Sohn: School board should stand for children

Rick Smith listens during the meeting of the Hamilton County School Board on Monday. Smith remains as superintendent.
Rick Smith listens during the meeting of the Hamilton County School Board on Monday. Smith remains as superintendent.

Rick Smith is the Hamilton County schools superintendent who won't go away - the one who is a likable-enough guy and no doubt a good man, but not a leader. He's not even a capable administrator, as school events of the past four years have shown.

The Board of Education voted 5-4 Monday against a proposed buyout agreement that would have paid Smith, at his suggestion, $269,000 to go away. Then a motion to fire Smith failed for lack of a second, despite clear sentiment on the part of several board members who want Smith gone. Now Smith, who has been with the school system for 34 years, says he does not plan to renegotiate.

The result is that the four-year superintendent will continue as the head of our limping school system for another three and a half years, despite widespread criticism of him from the public and school board members after the Dec. 22 rape of an Ooltewah High School freshman, allegedly by three of his basketball teammates during an unauthorized tournament trip to Gatlinburg while the coaches and chaperones were upstairs in a rented cabin.

But the rape - which Smith did not at first detail to school board members and then made no public comment about for 20 days - was just the most recent in a series of dismal school administration failures.

About 60 percent of all Hamilton County third-graders do not read on grade level.

Systemwide, students here tested below the state average in nine of the 10 tested TCAP categories by as many as 16.7 percentage points. The scores were significantly below what Smith had led board members to expect.

Then, rather than have a discussion about the horrifying scores, Smith slickly turned the board's attention away from the TCAP results by claiming the new TNReady tests would take much more educational time out of students' classroom days - six or seven weeks out of the school year. The tests overall actually add only two hours of testing time to the old TCAP testing schedule - still less than 40 hours.

The collective price of these failures far surpasses a $269,000 buyout, or even the school system's nearly $400 million yearly budget.

Think of the lost wages for these failed students. Think of the lost productivity (and, yes, tax revenue) in Hamilton County. Think of the local employers who say we have some 15,000 jobs unfilled by local residents because they can't find educationally qualified applicants.

In principle, school board members Steve Highlander, Donna Horn, Karitsa Mosley, Rhonda Thurman and Greg Martin were right to vote against the buyout, saying their constituents were absolutely opposed to paying Smith to leave after he offered to step down for a price.

"If he wants to leave we shouldn't pay him to leave," said Thurman.

But right, too, are those who think that paying for the buyout is chump change compared to what the county schools might spend defending a lawsuit if they fire Smith.

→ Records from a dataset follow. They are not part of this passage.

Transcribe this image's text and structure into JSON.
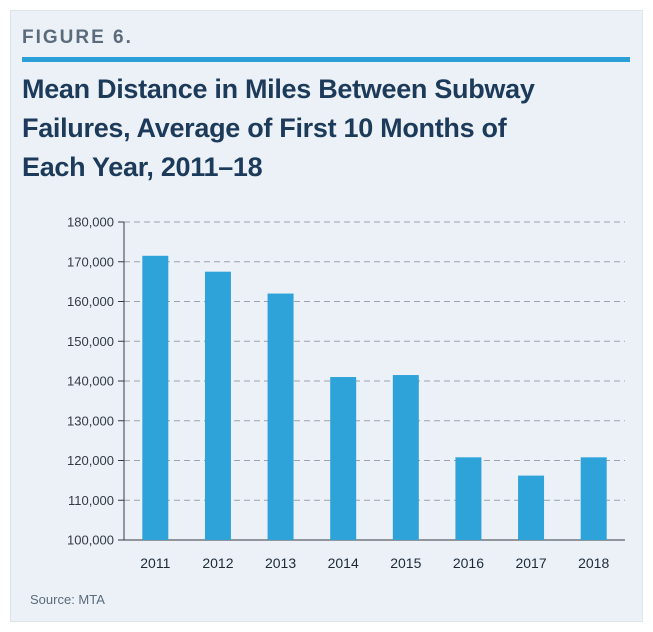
{
  "figure_label": "FIGURE 6.",
  "title_lines": [
    "Mean Distance in Miles Between Subway",
    "Failures, Average of First 10 Months of",
    "Each Year, 2011–18"
  ],
  "source": "Source: MTA",
  "colors": {
    "bar": "#2ea3da",
    "accent_rule": "#2a9fd8",
    "title": "#1c3a5a",
    "panel": "#ecf1f7"
  },
  "chart_data": {
    "type": "bar",
    "categories": [
      "2011",
      "2012",
      "2013",
      "2014",
      "2015",
      "2016",
      "2017",
      "2018"
    ],
    "values": [
      171500,
      167500,
      162000,
      141000,
      141500,
      120800,
      116200,
      120800
    ],
    "ylim": [
      100000,
      180000
    ],
    "yticks": [
      "100,000",
      "110,000",
      "120,000",
      "130,000",
      "140,000",
      "150,000",
      "160,000",
      "170,000",
      "180,000"
    ],
    "ytick_values": [
      100000,
      110000,
      120000,
      130000,
      140000,
      150000,
      160000,
      170000,
      180000
    ],
    "grid": "dashed horizontal",
    "xlabel": "",
    "ylabel": ""
  }
}
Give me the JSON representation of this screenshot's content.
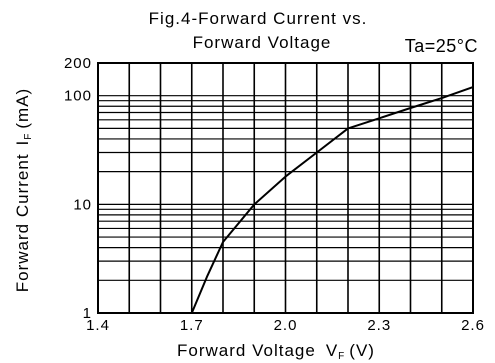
{
  "chart_data": {
    "type": "line",
    "title_line1": "Fig.4-Forward Current vs.",
    "title_line2": "Forward Voltage",
    "condition": "Ta=25°C",
    "xlabel": "Forward Voltage",
    "xlabel_symbol": "V",
    "xlabel_subscript": "F",
    "xlabel_unit": "(V)",
    "ylabel": "Forward Current",
    "ylabel_symbol": "I",
    "ylabel_subscript": "F",
    "ylabel_unit": "(mA)",
    "xlim": [
      1.4,
      2.6
    ],
    "ylim": [
      1,
      200
    ],
    "yscale": "log",
    "grid": true,
    "x_ticks": [
      1.4,
      1.7,
      2.0,
      2.3,
      2.6
    ],
    "x_tick_labels": [
      "1.4",
      "1.7",
      "2.0",
      "2.3",
      "2.6"
    ],
    "y_ticks": [
      1,
      10,
      100,
      200
    ],
    "y_tick_labels": [
      "1",
      "10",
      "100",
      "200"
    ],
    "x_grid": [
      1.5,
      1.6,
      1.7,
      1.8,
      1.9,
      2.0,
      2.1,
      2.2,
      2.3,
      2.4,
      2.5,
      2.6
    ],
    "y_grid": [
      2,
      3,
      4,
      5,
      6,
      7,
      8,
      9,
      10,
      20,
      30,
      40,
      50,
      60,
      70,
      80,
      90,
      100,
      200
    ],
    "series": [
      {
        "x": [
          1.7,
          1.75,
          1.8,
          1.9,
          2.0,
          2.1,
          2.2,
          2.3,
          2.4,
          2.5,
          2.6
        ],
        "y": [
          1.0,
          2.2,
          4.5,
          10.0,
          18.0,
          30.0,
          50.0,
          62.0,
          77.0,
          95.0,
          120.0
        ]
      }
    ]
  }
}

Equally right are those who believe we'll be throwing away our money to keep paying Smith for the ineffective job he is likely to continue doing.

Smith - good man or not - is the elephant in the room. He's the one who is holding up fresh, new thinking to re-energize our drastically damaged school system.

Unless Smith takes the high road - unless he decides to do what's best for students and what's best for the school system he has worked in for 34 years, unless he decides to resign early and take his normal accrued vacation and end-of-service pay (more than $240,000 by itself) - we're stuck with him.

But Smith or no Smith, the school system must move forward.

Joe Galloway, a school board member and a Smith supporter, at the board meeting Monday said "If [Smith] is going to be our superintendent, we need to get behind him."

That may be nice sentiment, but it's really not what the board needs to do.

If Smith is going to be our superintendent, the board needs to get on him. Constantly. Rigorously.

Stop being his friend. Stop being his patsy.

Be his boss. And be the most demanding boss he's ever had.

Stand up for our children for a change.